Monday, August 9, 2010

Costa Rica: The People Make the Place

By Janet Grosshandler

“Nemo,” the bright orange 1978 Land Rover my son Jeff purchased for his months in Costa Rica, had broken down again. The rutted, dirt roads here take their toll on cars and trucks, and Nemo was having a very bad week. It was also the time I had just arrived from the States.

This was our first trip out after Nemo came back from Carlos the mechanic's “shop”—a tin-roofed fenced-in overhang in his backyard. Jeff’s fluency in “mechanic Spanish” reassured him that it now had new shocks, new tires, and all fluids checked, and was ready to go.

Five minutes along the winding mountain road, Nemo began belching black smoke and the temperature gauge shot to super hot. We pulled over on the tiny shoulder of the dusty two-lane road across from a grocery store. Since it was Sunday, a non-working day for Costa Ricans, several came out from the small store and offered to help.

We were given a ride home and Jeff was left on the side of the road, baking in the hot sun, borrowing someone’s cell phone to call Carlos.

An hour later, Jeff found us at the beach and he was in Carlos’ old SUV. Carlos, whose wife was at English school for the whole day, had his two-year-old son Leonardo in his care, but loaned Jeff the SUV car to come get us.
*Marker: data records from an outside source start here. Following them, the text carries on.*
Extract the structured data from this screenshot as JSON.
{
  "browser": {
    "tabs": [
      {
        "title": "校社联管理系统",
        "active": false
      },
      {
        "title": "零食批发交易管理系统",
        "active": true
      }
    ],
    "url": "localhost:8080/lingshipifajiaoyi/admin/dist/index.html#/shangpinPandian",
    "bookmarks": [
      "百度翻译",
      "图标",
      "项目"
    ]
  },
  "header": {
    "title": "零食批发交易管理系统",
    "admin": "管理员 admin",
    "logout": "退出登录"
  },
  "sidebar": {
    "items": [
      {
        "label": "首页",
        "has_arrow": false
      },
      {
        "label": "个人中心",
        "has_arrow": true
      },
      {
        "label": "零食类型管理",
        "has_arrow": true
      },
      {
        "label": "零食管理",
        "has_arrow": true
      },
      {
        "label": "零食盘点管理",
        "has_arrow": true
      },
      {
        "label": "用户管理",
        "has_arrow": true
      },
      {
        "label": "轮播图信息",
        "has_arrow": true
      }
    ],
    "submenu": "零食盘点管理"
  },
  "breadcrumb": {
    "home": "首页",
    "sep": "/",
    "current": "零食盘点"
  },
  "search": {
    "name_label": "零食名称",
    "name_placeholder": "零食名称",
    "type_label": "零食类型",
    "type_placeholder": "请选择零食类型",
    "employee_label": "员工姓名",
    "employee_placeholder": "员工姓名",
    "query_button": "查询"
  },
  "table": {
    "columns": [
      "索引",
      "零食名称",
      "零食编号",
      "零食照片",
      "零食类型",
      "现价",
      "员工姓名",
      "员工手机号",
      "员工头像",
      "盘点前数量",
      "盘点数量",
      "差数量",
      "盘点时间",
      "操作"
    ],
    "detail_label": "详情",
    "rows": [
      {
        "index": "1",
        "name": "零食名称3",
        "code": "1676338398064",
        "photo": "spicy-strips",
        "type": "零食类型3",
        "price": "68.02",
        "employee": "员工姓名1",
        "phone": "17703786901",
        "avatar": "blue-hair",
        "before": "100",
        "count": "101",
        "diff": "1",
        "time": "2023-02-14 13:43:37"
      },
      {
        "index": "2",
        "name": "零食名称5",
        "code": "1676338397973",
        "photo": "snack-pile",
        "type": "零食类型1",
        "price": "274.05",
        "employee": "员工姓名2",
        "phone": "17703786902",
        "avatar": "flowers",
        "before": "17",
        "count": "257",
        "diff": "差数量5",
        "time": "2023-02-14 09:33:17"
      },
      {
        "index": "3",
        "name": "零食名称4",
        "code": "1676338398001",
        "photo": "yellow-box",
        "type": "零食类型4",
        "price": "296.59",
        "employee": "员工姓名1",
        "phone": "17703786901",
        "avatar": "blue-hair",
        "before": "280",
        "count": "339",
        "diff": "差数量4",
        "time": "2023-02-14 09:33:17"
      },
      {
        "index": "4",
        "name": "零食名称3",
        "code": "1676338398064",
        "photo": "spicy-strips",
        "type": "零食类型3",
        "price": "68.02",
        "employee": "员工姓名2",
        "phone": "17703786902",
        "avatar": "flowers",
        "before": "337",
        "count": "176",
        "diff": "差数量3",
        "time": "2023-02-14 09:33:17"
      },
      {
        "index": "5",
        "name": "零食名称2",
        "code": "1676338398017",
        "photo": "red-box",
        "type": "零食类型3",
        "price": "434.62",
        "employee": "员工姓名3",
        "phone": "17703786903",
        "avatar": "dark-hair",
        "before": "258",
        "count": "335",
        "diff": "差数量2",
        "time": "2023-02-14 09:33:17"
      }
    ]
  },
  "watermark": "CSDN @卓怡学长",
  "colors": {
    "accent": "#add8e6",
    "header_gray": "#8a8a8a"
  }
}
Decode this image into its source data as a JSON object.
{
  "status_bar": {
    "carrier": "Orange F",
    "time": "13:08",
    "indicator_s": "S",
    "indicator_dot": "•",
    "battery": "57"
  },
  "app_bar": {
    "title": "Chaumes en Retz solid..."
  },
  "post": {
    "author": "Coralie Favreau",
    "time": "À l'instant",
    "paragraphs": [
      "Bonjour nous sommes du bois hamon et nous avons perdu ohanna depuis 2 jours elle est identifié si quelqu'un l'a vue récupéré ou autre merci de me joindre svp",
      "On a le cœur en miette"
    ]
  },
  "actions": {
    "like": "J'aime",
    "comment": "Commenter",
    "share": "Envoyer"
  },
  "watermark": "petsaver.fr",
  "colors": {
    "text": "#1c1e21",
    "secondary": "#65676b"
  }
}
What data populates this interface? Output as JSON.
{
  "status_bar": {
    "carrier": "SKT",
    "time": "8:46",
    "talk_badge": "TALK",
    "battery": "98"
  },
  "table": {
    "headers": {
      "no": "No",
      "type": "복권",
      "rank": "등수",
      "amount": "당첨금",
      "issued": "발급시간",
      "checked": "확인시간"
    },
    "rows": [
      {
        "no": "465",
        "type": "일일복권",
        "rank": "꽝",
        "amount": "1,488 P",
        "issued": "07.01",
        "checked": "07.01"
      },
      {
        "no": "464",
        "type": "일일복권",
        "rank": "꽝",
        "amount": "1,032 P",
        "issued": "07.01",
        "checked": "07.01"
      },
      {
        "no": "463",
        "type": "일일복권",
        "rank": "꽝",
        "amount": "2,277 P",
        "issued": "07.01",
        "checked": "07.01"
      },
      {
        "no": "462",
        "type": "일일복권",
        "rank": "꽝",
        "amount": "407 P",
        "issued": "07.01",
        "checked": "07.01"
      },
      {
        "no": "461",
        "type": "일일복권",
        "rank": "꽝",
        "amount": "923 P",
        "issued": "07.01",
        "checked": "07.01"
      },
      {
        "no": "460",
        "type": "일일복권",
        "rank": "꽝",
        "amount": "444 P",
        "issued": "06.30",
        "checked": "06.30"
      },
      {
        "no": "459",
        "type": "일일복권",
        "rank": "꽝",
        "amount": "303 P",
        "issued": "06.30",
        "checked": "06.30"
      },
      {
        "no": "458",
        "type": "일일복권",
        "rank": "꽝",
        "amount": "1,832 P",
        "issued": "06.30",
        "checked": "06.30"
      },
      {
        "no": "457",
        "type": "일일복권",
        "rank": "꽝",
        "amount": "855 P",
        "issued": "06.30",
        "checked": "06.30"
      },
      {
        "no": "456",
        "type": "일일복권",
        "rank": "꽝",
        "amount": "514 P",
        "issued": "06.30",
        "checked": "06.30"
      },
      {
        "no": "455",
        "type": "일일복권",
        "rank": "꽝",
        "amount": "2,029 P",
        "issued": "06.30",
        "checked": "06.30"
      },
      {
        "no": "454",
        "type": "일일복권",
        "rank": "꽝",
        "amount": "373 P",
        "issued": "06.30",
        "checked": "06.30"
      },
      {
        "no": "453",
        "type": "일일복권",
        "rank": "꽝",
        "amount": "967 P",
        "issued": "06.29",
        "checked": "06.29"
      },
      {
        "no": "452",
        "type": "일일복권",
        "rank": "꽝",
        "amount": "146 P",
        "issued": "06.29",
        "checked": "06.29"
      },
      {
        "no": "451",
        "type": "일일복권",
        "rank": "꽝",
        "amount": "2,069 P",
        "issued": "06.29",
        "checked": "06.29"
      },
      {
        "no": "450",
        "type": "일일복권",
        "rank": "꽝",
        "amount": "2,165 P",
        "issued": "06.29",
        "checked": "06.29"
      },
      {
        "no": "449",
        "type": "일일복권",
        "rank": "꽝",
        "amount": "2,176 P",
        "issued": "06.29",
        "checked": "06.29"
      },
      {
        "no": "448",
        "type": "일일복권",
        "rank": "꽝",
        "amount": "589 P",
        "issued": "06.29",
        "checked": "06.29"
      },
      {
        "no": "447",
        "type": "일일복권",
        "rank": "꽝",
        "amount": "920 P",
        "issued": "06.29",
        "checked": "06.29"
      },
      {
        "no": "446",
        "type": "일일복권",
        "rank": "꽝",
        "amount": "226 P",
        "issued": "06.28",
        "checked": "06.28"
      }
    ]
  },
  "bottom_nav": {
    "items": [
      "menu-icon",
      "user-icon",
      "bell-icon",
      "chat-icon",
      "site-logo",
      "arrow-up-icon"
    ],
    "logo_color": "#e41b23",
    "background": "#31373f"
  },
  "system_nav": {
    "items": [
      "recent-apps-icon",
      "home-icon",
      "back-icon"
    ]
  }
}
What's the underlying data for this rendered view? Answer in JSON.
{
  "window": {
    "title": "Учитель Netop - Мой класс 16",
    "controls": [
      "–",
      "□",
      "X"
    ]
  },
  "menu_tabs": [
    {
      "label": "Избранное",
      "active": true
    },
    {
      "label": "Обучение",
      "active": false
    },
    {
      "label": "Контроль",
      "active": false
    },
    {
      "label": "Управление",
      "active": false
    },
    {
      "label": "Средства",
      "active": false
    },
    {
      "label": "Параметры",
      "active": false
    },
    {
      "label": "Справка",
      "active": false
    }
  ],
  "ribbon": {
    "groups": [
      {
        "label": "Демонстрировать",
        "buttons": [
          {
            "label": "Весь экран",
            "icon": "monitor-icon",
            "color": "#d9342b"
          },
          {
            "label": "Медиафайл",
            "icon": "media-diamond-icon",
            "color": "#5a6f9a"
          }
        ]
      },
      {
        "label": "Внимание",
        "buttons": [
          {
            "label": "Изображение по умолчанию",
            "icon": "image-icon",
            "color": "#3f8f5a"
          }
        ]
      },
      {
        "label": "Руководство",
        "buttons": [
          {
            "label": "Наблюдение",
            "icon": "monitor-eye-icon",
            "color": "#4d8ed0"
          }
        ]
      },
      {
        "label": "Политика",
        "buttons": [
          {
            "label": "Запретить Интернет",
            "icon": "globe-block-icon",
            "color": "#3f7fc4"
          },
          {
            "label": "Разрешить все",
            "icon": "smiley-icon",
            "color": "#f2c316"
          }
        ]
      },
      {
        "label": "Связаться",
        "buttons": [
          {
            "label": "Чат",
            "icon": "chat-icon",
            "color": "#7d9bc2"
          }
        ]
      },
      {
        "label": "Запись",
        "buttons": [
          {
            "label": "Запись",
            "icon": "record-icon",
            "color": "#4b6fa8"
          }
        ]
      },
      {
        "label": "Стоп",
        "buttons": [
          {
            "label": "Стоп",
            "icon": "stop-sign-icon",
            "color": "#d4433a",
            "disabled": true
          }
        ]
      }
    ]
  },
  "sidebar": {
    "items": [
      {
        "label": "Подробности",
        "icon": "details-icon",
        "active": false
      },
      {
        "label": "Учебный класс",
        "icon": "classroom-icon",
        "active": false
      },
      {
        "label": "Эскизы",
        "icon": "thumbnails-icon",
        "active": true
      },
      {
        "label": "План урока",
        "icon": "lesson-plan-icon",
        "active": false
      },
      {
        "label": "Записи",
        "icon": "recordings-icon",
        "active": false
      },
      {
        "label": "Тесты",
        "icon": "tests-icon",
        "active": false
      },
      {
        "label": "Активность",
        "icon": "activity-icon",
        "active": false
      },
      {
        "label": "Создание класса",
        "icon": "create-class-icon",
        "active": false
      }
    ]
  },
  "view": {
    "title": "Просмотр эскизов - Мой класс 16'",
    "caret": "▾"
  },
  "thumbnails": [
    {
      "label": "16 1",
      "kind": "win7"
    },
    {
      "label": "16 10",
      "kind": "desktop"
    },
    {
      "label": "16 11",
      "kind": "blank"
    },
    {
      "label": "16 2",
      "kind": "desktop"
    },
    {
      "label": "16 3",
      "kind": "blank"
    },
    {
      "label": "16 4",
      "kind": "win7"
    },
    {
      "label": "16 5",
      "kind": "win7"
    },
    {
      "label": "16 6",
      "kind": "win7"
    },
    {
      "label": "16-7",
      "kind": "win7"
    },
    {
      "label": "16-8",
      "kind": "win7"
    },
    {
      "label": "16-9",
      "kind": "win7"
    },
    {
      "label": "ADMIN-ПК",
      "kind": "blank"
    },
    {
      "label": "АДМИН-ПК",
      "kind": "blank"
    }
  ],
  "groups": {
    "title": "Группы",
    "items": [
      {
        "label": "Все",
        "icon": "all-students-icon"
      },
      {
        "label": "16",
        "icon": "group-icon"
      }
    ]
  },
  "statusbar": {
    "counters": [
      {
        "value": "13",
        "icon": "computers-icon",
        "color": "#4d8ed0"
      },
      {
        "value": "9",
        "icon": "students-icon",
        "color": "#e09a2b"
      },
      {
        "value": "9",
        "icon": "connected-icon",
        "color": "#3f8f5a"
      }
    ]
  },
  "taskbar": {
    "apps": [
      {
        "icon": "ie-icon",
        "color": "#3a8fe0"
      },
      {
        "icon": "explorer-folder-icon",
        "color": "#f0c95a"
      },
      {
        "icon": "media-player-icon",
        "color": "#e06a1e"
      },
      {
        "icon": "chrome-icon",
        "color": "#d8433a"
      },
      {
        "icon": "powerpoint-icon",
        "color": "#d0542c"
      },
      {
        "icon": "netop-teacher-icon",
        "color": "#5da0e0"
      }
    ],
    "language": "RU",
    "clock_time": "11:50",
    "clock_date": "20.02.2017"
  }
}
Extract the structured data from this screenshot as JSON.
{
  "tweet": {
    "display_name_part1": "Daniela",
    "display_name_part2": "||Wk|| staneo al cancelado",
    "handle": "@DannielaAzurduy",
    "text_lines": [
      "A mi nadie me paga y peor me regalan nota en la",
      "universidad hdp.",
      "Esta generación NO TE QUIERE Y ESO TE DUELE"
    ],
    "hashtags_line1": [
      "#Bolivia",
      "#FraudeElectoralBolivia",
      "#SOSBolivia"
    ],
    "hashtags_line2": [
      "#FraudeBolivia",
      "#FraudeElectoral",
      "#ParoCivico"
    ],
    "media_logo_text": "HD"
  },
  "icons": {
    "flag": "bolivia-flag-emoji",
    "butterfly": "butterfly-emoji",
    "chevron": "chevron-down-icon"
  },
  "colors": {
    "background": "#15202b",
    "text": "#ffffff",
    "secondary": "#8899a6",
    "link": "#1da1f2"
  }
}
Carlos then offered drive us around for the day because he wanted us to be happy.

And what a beautiful day! Leonardo was shy and sweet. He wasn’t very interested in us, but would glance out the side of his eyes, checking us over. Carlos took us to a Tico section of Conchal beach area, a turquoise, warm bay where we snorkeled and saw many species of tropical fish while he and Leonardo waited patiently at the beach bar/restaurant.

Costa Rican mountains and lush green vegetation surrounded the horseshoe shaped bay. The Tico music wafted from the open dining room, as Sunday was the day to relax and drink beer.

After we emerged from the fabulous snorkeling adventure, I looked around, amazed to see we were the only non-Costa Rican people there. Carlos had taken us to the Bar y Restaurante El Encanto, a local place, giving us a unique, non-tourist experience.

He spoke Spanish to Jeff all day, helping him practice his language skills, while pointing out multitudes of native trees, flowers, and animals. Carlos took us to “off the beaten track” local beaches. We drove the rural dirt roads to and from the beach, pulling over to watch some howler monkeys in the trees. Beautiful birds, armadillos, horses, and cattle lined the roads along the farms. It showed me the “real life” of these friendly, laid back natives of Costa Rica and their lifestyle. Carlos was patient and so helpful in explaining everything to me.

And when Carlos dropped us off at home much later that day, promising he would get the part needed for Nemo mañana, Leonardo waved a shy goodbye.

Costa Rican living has its small challenges, but its people are national treasures who, like Carlos, will stop his day to make yours better.